Она сидела на полу She was sitting on the floor
И груду писем разбирала, And went through a pile of letters
И, как остывшую золу, And, like cooled ash,
Брала их в руки и бросала. She took them in her hands and threw them.
Брала знакомые листы She took familiar sheets
И чудно так на них глядела, And looked at them so strangely
Как души смотрят с высоты Like souls look from the height
На ими брошенное тело… At the body that they abandoned…
О, сколько жизни было тут, Oh what life was there,
Невозвратимо пережитой! Irreversibly lived!
О, сколько горестных минут, Oh so many bitter moments,
Любви и радости убитой!.. So much love and murdered cheer!..

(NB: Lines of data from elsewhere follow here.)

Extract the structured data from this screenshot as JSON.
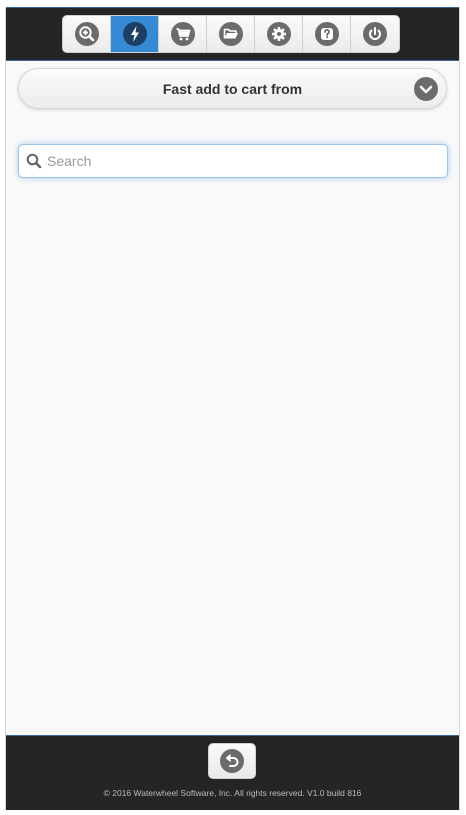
{
  "nav": {
    "items": [
      {
        "name": "zoom-search",
        "icon": "zoom-in-icon",
        "active": false
      },
      {
        "name": "fast-add",
        "icon": "lightning-icon",
        "active": true
      },
      {
        "name": "cart",
        "icon": "cart-icon",
        "active": false
      },
      {
        "name": "folder",
        "icon": "folder-open-icon",
        "active": false
      },
      {
        "name": "settings",
        "icon": "gear-icon",
        "active": false
      },
      {
        "name": "help",
        "icon": "help-icon",
        "active": false
      },
      {
        "name": "logout",
        "icon": "power-icon",
        "active": false
      }
    ]
  },
  "section": {
    "title": "Fast add to cart from",
    "icon": "chevron-down-icon"
  },
  "search": {
    "placeholder": "Search",
    "value": "",
    "icon": "search-icon"
  },
  "footer": {
    "back_icon": "back-arrow-icon",
    "copyright": "© 2016 Waterwheel Software, Inc. All rights reserved. V1.0 build 816"
  },
  "colors": {
    "header_bg": "#252525",
    "active_tab": "#3689d4",
    "icon_gray": "#6b6b6b",
    "focus_border": "#9cc3ea"
  }
}
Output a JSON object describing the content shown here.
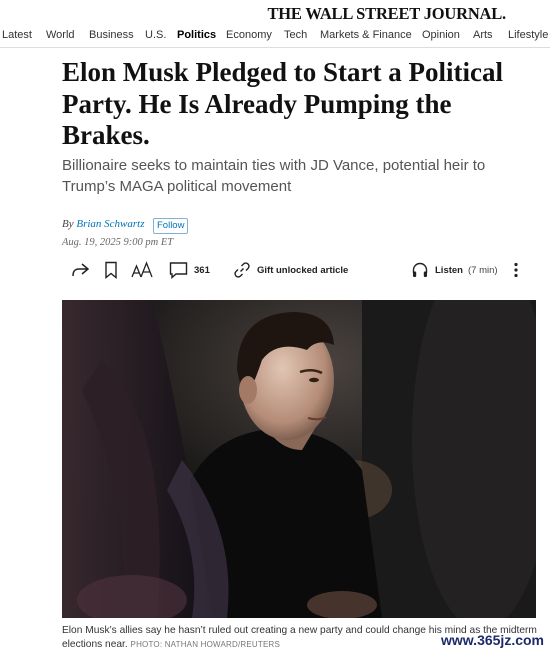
{
  "masthead": {
    "title": "THE WALL STREET JOURNAL."
  },
  "nav": {
    "items": [
      "Latest",
      "World",
      "Business",
      "U.S.",
      "Politics",
      "Economy",
      "Tech",
      "Markets & Finance",
      "Opinion",
      "Arts",
      "Lifestyle"
    ],
    "active": "Politics"
  },
  "article": {
    "headline": "Elon Musk Pledged to Start a Political Party. He Is Already Pumping the Brakes.",
    "dek": "Billionaire seeks to maintain ties with JD Vance, potential heir to Trump’s MAGA political movement",
    "byline_prefix": "By",
    "author": "Brian Schwartz",
    "follow_label": "Follow",
    "date": "Aug. 19, 2025 9:00 pm ET"
  },
  "toolbar": {
    "comment_count": "361",
    "gift_label": "Gift unlocked article",
    "listen_label": "Listen",
    "listen_duration": "(7 min)"
  },
  "photo": {
    "caption": "Elon Musk’s allies say he hasn’t ruled out creating a new party and could change his mind as the midterm elections near.",
    "credit": "PHOTO: NATHAN HOWARD/REUTERS"
  },
  "watermark": "www.365jz.com",
  "icons": [
    "share-icon",
    "bookmark-icon",
    "text-size-icon",
    "comment-icon",
    "gift-link-icon",
    "headphones-icon",
    "more-vertical-icon"
  ],
  "colors": {
    "link": "#0274b6",
    "text": "#111111",
    "dek": "#555555"
  }
}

Стоял я молча в стороне I stood silently afar
И пасть готов был на колени,– And was ready to fall on my knees–
И страшно грустно стало мне, And I was becoming terribly pensive,
Как от присущей милой тени. As if in a presence of a dear shadow.
I love this poem by Fyodor Tyutchev. It was written in 1858. I always imagined a woman in a light, summer, plain, chintz dress with fairly dark hair, maybe dark strawberry blond, sitting with her back to me–a silent viewer. In Tyutchev’s poem the viewer, the I, is male (the gendered endings of the two words, a verb and an adjective, stoyal and gotov, ensure that), but in the English translation following closely the original in meaning (if not in rhyme or in the rhythm), the gender of the observer will be uncertain, as it is uncertain in my translation above.
Whenever I think about this plain but spectacular scene, I do take on the point of the observer in my imagination: I see a woman sitting on the wooden floor warm with summer rays that cross planks, rays falling askance from the window and leaving skewed parallelograms around her. She is in fact sitting in one of these parallelograms: a half of her hair and her right shoulder are lit, and her another shoulder is in the dark.